[poppler] Loading documents from GInputStream?

Mon May 12 05:12:13 PDT 2008

On May 12, 2008, at 7:14 AM, Tommi Komulainen wrote:
>>  Then there are that "web optimized" PDF files that have multiple  
>> XRef that
>>  form independent parts inside the PDF file so you can load a part  
>> of it as
>>  soon as you find the first XRef, poppler does not any sort of  
>> intelligent
>>  algorithm to work with partially downloaded streams.
>
> Ah, evil. Forgive my ignorance about PDF format, but I take it that
> you really need the XRef to be able to display anything? It's not like
> you'd only lose images or so?
>

	Correct.  The XRef is the catalog of where all the objects live.


> And I'd guess there also no way of telling beforehand whether a file
> is 'web optimized' or not?
>
	Only by looking at the first 1024 bytes of so - that will identify  
if there is a "linearization table" present or not.


>> I think it would be a nice addition to have just not sure what  
>> kind of api
>> we'd need.
>
> Given the need for random access I guess you'd need to store the whole
> file in memory anyway. And the getChar() implementation could just
> block reading the stream when necessary. Would be simple, but far from
> optimal.
>
	You could do that, but that would sort of remove the whole point, yes??

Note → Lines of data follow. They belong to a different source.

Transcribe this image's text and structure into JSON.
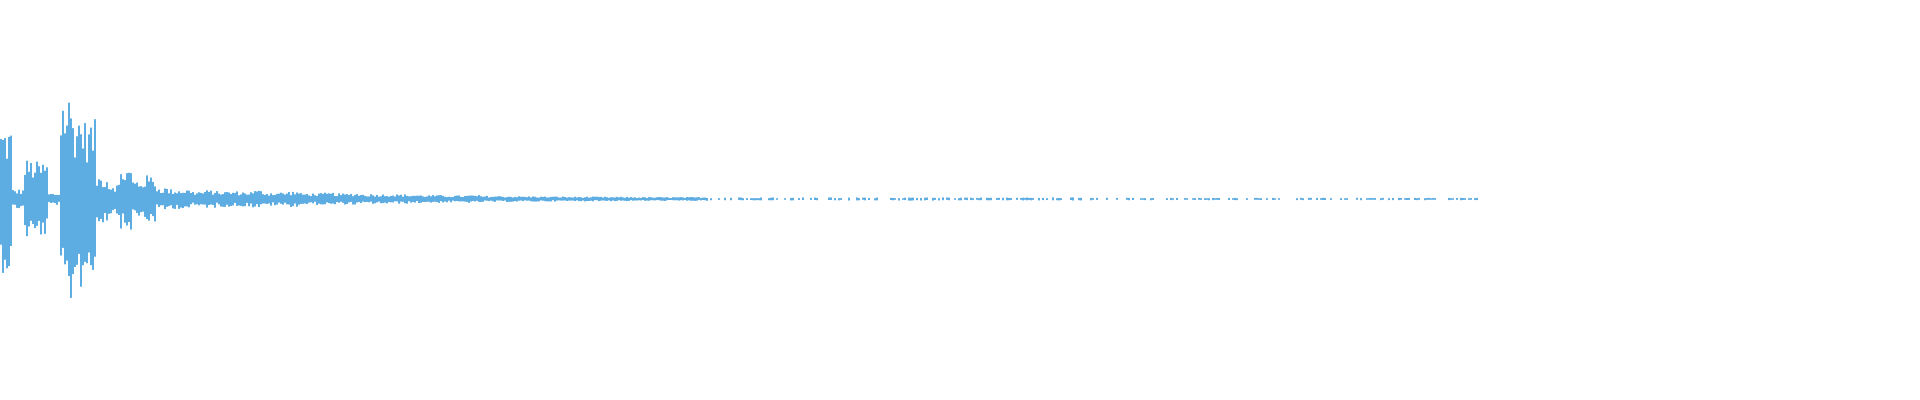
{
  "waveform": {
    "color": "#5dade2",
    "background": "#ffffff",
    "envelope": [
      0.37,
      0.05,
      0.2,
      0.19,
      0.03,
      0.54,
      0.45,
      0.4,
      0.12,
      0.08,
      0.16,
      0.1,
      0.12,
      0.06,
      0.05,
      0.05,
      0.04,
      0.045,
      0.04,
      0.04,
      0.038,
      0.045,
      0.035,
      0.035,
      0.04,
      0.03,
      0.03,
      0.032,
      0.028,
      0.03,
      0.026,
      0.025,
      0.025,
      0.024,
      0.022,
      0.02,
      0.02,
      0.018,
      0.018,
      0.02,
      0.016,
      0.016,
      0.015,
      0.014,
      0.014,
      0.013,
      0.013,
      0.012,
      0.012,
      0.012,
      0.011,
      0.011,
      0.011,
      0.01,
      0.01,
      0.01,
      0.01,
      0.01,
      0.01,
      0.008,
      0.008,
      0.008,
      0.008,
      0.008,
      0.008,
      0.008,
      0.008,
      0.008,
      0.008,
      0.008,
      0.008,
      0.008,
      0.008,
      0.008,
      0.008,
      0.008,
      0.008,
      0.008,
      0.008,
      0.008,
      0.008,
      0.008,
      0.008,
      0.008,
      0.008,
      0.008,
      0.008,
      0.008,
      0.008,
      0.008,
      0.008,
      0.006,
      0.006,
      0.006,
      0.006,
      0.006,
      0.006,
      0.006,
      0.006,
      0.006,
      0.006,
      0.006,
      0.006,
      0.006,
      0.006,
      0.006,
      0.006,
      0.006,
      0.006,
      0.006,
      0.006,
      0.006,
      0.006,
      0.006,
      0.006,
      0.006,
      0.006,
      0.006,
      0.006,
      0.006,
      0.006,
      0.006,
      0.006,
      0.006,
      0,
      0,
      0,
      0,
      0,
      0,
      0,
      0,
      0,
      0,
      0,
      0,
      0,
      0,
      0,
      0,
      0,
      0,
      0,
      0,
      0,
      0,
      0,
      0,
      0,
      0,
      0,
      0,
      0,
      0,
      0,
      0,
      0,
      0,
      0,
      0
    ]
  }
}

> An alternative to blocking on the stream could signal 'try again
> later' but I'm not sure what poppler could do in such case. Skip to
> processing some other part of the file?
>
	Potentially - depending on what is going on.  For example, perhaps  
there are three images on a page and one is large and the other two  
are small - you could fork off other threads to read the smaller ones  
at the same time the larger is being read (esp. if they've already  
been downloaded).  But this and many other such techniques would  
require MAJOR refactoring of the poppler/Xpdf architecture...


Leonard